OSMANLI-FRANSIZ İLİŞKİLERİ VE KAPİTÜLASYONLAR

Osmanlı-Fransız ilişkileri, Fransa Kralı I. Fransuva'nın Alman İmparatoru V. Şarlken'e tutsak düşmesi ve yardım isteği ile başladı. Osmanlıların, batıda genişledikleri ve güçlü oldukları dönemde, Avrupa'nın en güçlü devleti, Alman İmparatorluğu idi. Kanuni'nin padişah olduğu dönemde, Alman İmparatorluğunun başında V. Şarlken bulunuyordu. V. Şarlken, akrabalık yoluyla, hemen hemen Avrupa'nın yarısına sahip olmuştu.
1516'da Alman imparatorluk tacı için mücadele ettiği Fransa Kralı I. Fransuva ile arası açıktı. I. Fransuva, Fransa'nın her yandan V. Şarlken'in topraklarıyla çevrili olmasından dolayı, bu çemberi kırabilmek için yaptığı Pavia Savaşı'nda yenildi ve V. Şarlken'e esir düştü (1525). Önce annesi, daha sonra da I. Fransuva, Kanuni'ye mektup yazarak yardım istediler. Kanuni, yardım sözü verdi ve sözünü tutmak için 1526'da Macaristan seferine çıktı. Bu seferin sonucu Mohaç Zaferi oldu.
Kanuni, I. Fransuva'yı esaretten kurtardı. Böylece, Osmanlı-Fransız ilişkileri de başlamış oldu. Kanuni, İstanbul'a dönüşünde Fransa Kralı'nın kendisinden istediği ekonomik, ticari ve hukuki ayrıcalıkları kabul ederek, Fransa ile bir antlaşma imzaladı (1535). Fransa tarihinde ''Kapitülasyon'', Osmanlı tarihinde ''Uhud-u atik'' ya da ''İmtiyazat-ı Mahsusa'' olarak geçen bu antlaşmanın (1535) başlıca maddeleri şunlardır:
-Fransız ticaret gemileri, Osmanlı denizlerinde serbestçe dolaşabilecek ve istedikleri limanlara girebilecekler...
-Fransız tüccarlardan, diğer milletlerin tüccarlarına göre, daha az gümrük vergisi alınacak...
-Osmanlı Devleti'nde Fransız tüccarlar arasındaki ticari ve hukuki davalara gönderilecek bir Fransız yargıcı bakacak...
-Fransız tüccarlar ile Türkler arasındaki davalara, divanda kazasker bakacak, ancak Fransızca bilen bir de tercüman bulundurulacak...
-Osmanlı ülkesine yerleşmiş Fransızlar din ve mezheplerinde serbest olacak...
-Osmanlı vatandaşları da Fransa topraklarında ve denizlerinde aynı haklardan yararlanacak...
-Antlaşma, iki taraf hükümdarları sağ kaldıkça geçerli olacak.
Kanuni'nin, Fransa ile antlaşması ve bazı ayrıcalıklar tanıması, Osmanlı Devleti'nin gücüne güvenmesindendi.
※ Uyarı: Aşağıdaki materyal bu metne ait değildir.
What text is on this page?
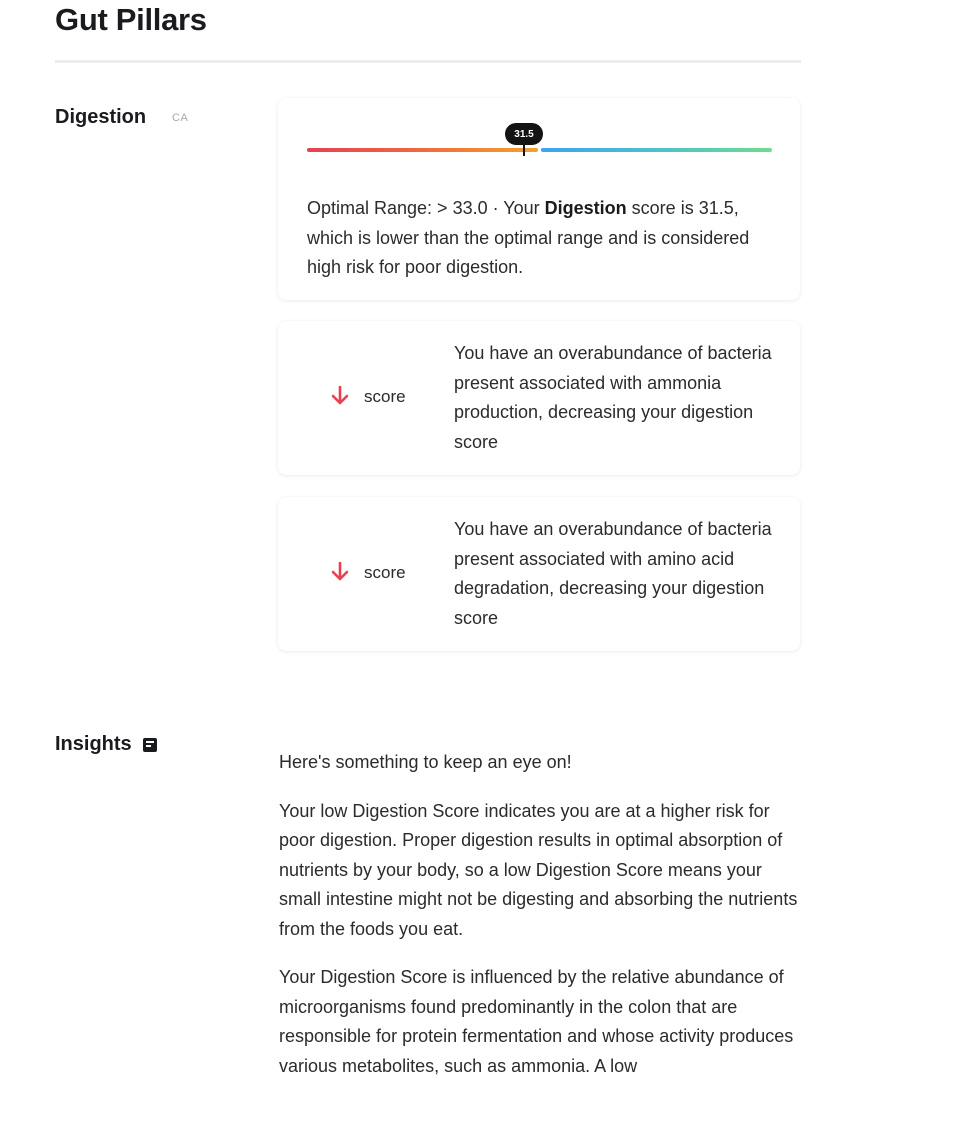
Gut Pillars
Digestion CA
31.5
Optimal Range: > 33.0 · Your Digestion score is 31.5, which is lower than the optimal range and is considered high risk for poor digestion.
score
You have an overabundance of bacteria present associated with ammonia production, decreasing your digestion score
score
You have an overabundance of bacteria present associated with amino acid degradation, decreasing your digestion score
Insights

Here's something to keep an eye on!

Your low Digestion Score indicates you are at a higher risk for poor digestion. Proper digestion results in optimal absorption of nutrients by your body, so a low Digestion Score means your small intestine might not be digesting and absorbing the nutrients from the foods you eat.

Your Digestion Score is influenced by the relative abundance of microorganisms found predominantly in the colon that are responsible for protein fermentation and whose activity produces various metabolites, such as ammonia. A low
Ayrıca bu sayede Fransa'yı kendi yanına çekecek, sonuç olarak Hristiyan birliği parçalanacaktı. Antlaşma, Kanuni döneminde hem Fransa, hem de Osmanlı Devleti açısından yararlı oldu. Bu antlaşma ile Osmanlı donanması, Batı Akdeniz'de, Fransız limanlarından yararlanmaya başladı.